Voices creep in, my evil tour guide collects an audience for her shift at the museum. A tour with varying voices, people, personalities, all critical of the art displayed before them. Little regard given for the type of art, that’s the norm, that’s what they’re used to. This place is like the inverse, you’re not shown the good or the mundane, you’re shown the bad and ugly. And it’s criticized for not being worse. Every exhibit only perceived for a few seconds till it twists and distorts into an abomination. My concern is drawn to the horrific imagery that is haunting me, stunned, I hear the chitter of voices saying “hahaha it’s so bad”. Here’s the thing, this art is me, this art is my core, my ugly and bad on display, the voices aren’t detached critiquing an artist, they’re against me and my decisions for the collective of all those here. “You’re such an idiot, incapable of simple things”, “This is why you can’t have friends”, “We will always be alone”, “It’s better if we kept to ourselves, having never existed in the lives of these people”, “Everything you do fails and dooms us”, “If it weren’t for their generosity we wouldn’t be able to survive in life”, “Smart? HA, you’re not smart, you can’t even do …”

Overstimulating, exhausting, they take the wheel and lock me away. All I can do is curl up and cry, consumed by my emotions while trying to tell the voices to stop hurting me. With each voice, a new punch hits me, I may calm down for a moment only to pick up the fight once more when I hear words that cut deep.

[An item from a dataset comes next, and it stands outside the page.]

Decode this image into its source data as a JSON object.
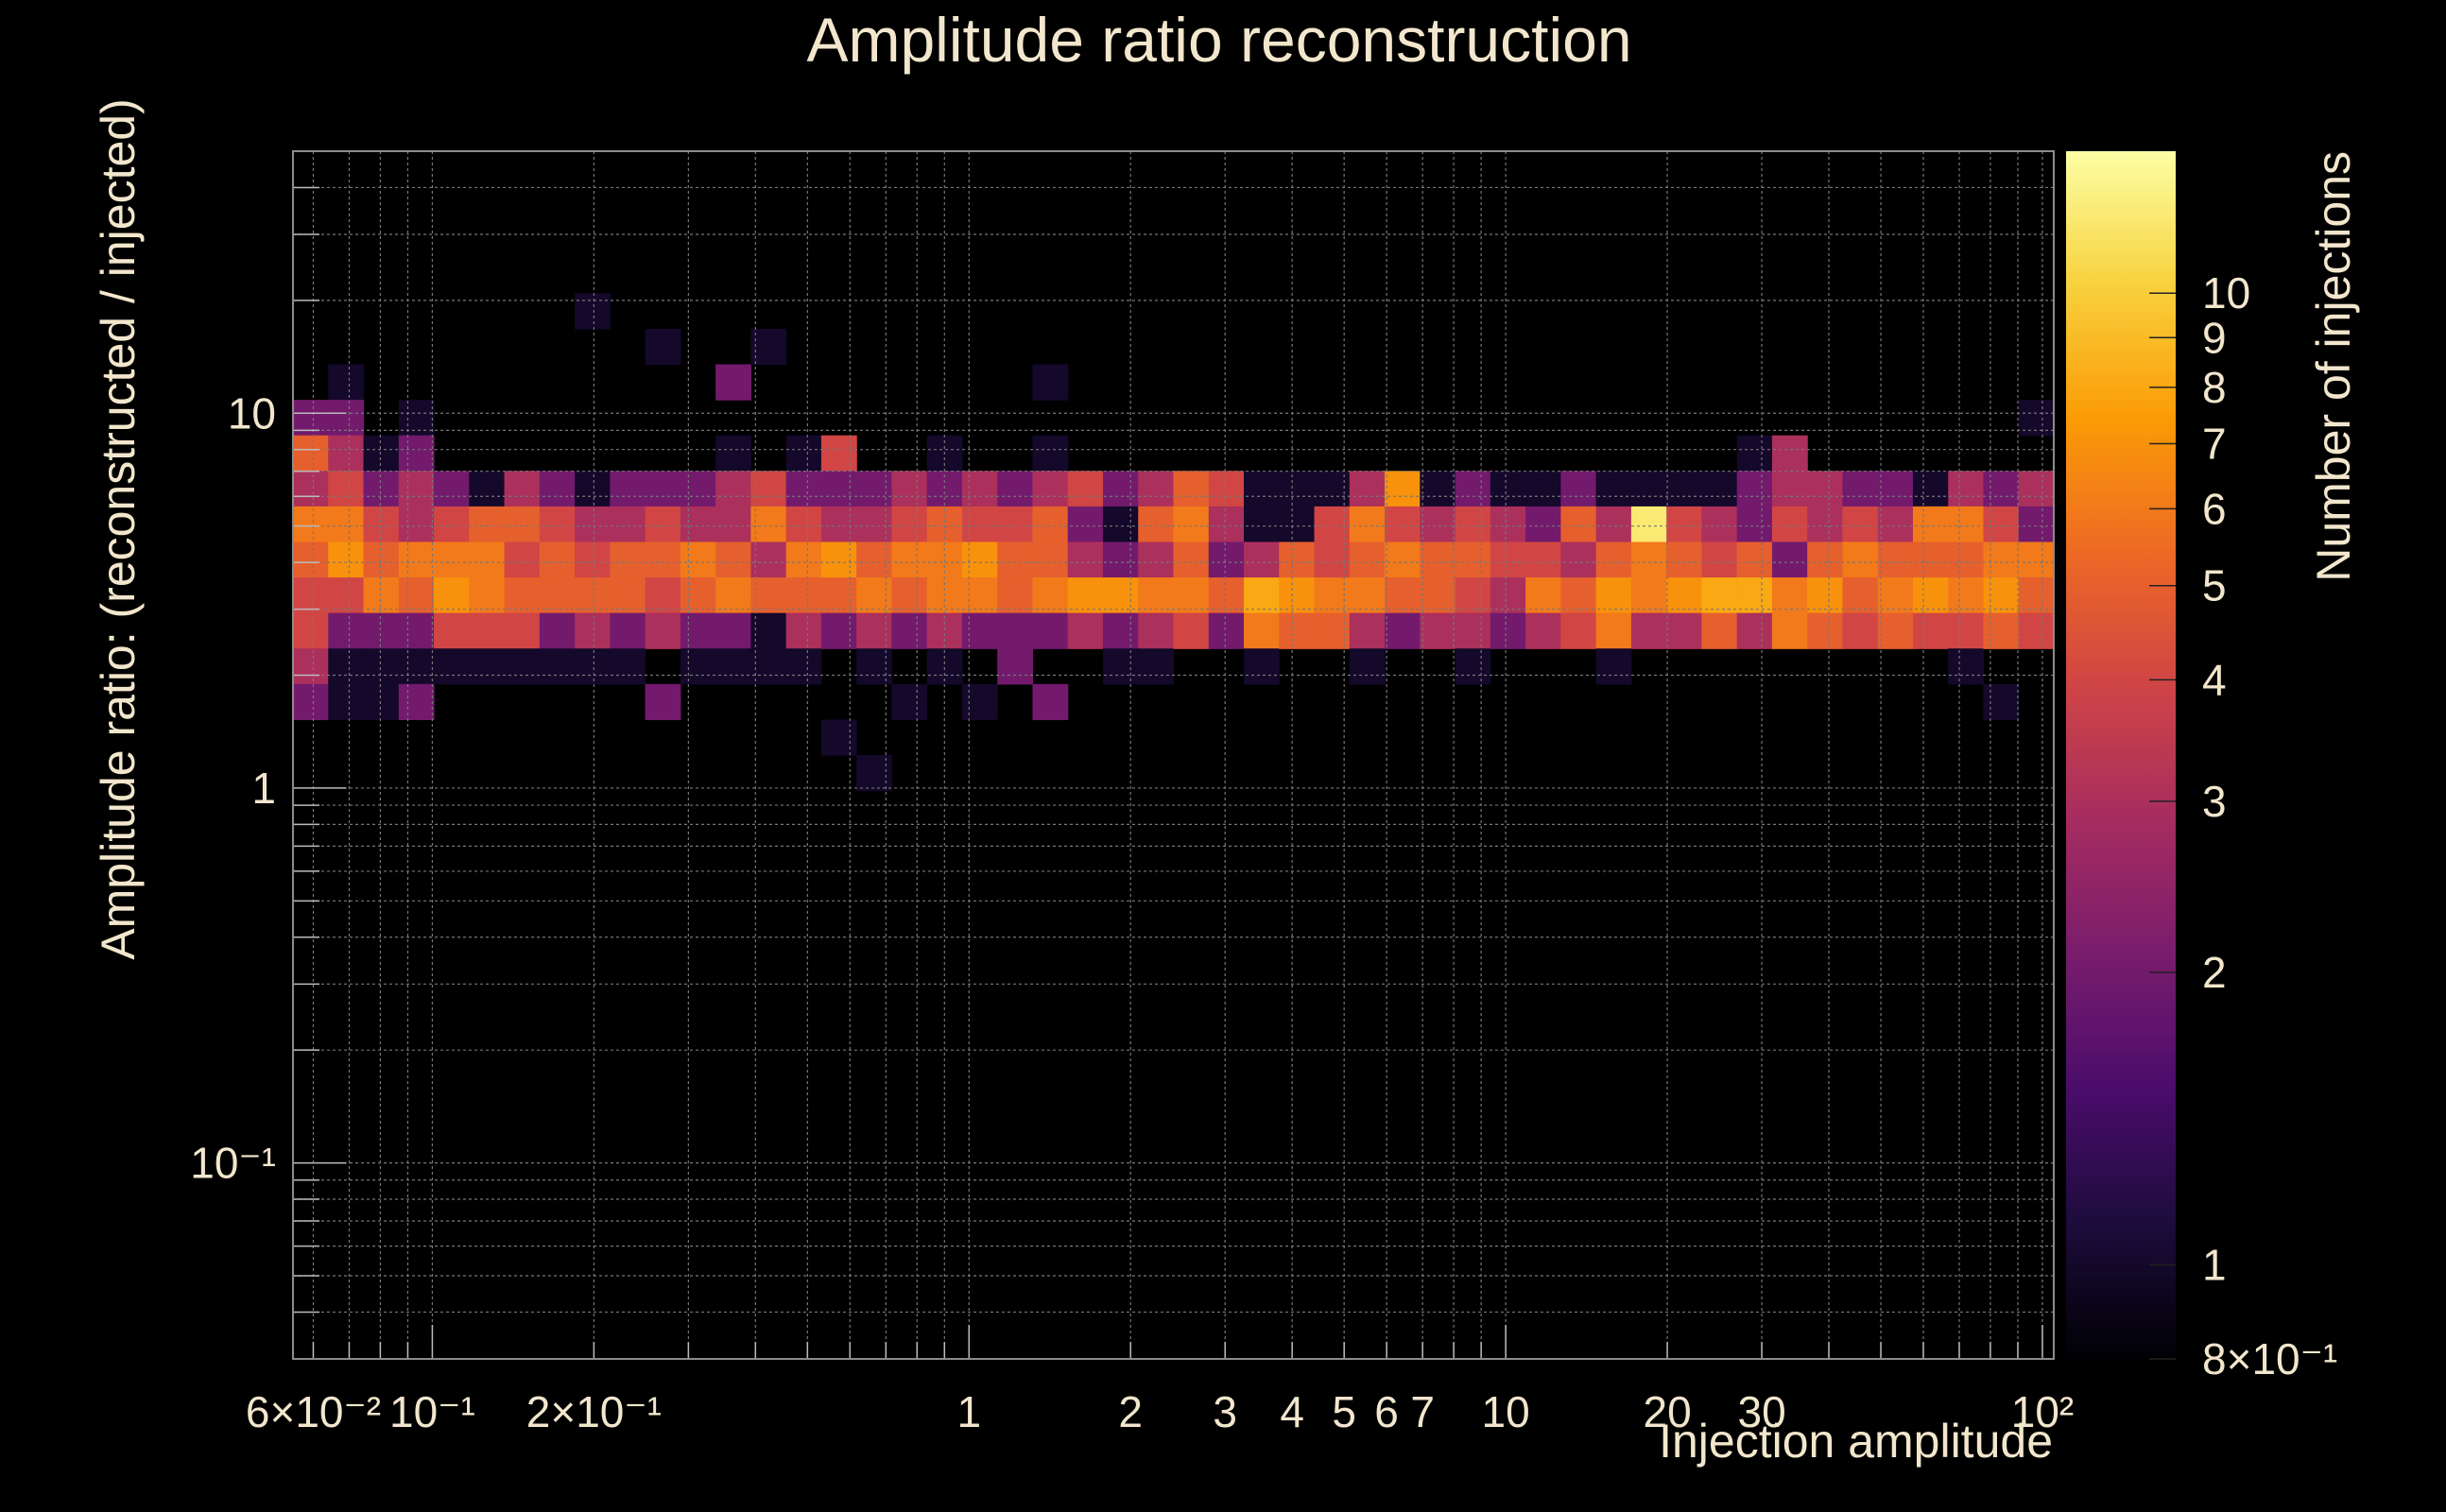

This lasts for hours, till my body gives in and says “no more”, till my firefighters finally get a grip, until I’m so dead that suddenly all feeling in my body is ripped away from my perception and I’m left an unfeeling and un-crying mess. Detached, disassociating, dying and dead. That death lasts for hours to rest of the day, the lingering death lasts into the next days.

Despite all that, I am under the delusional thinking that there isn’t much problem there. That somehow it’s normal to be gripped by thoughts so loud they become their own person momentarily. That those voices only last while I’m in distress and aren’t affecting my daily work.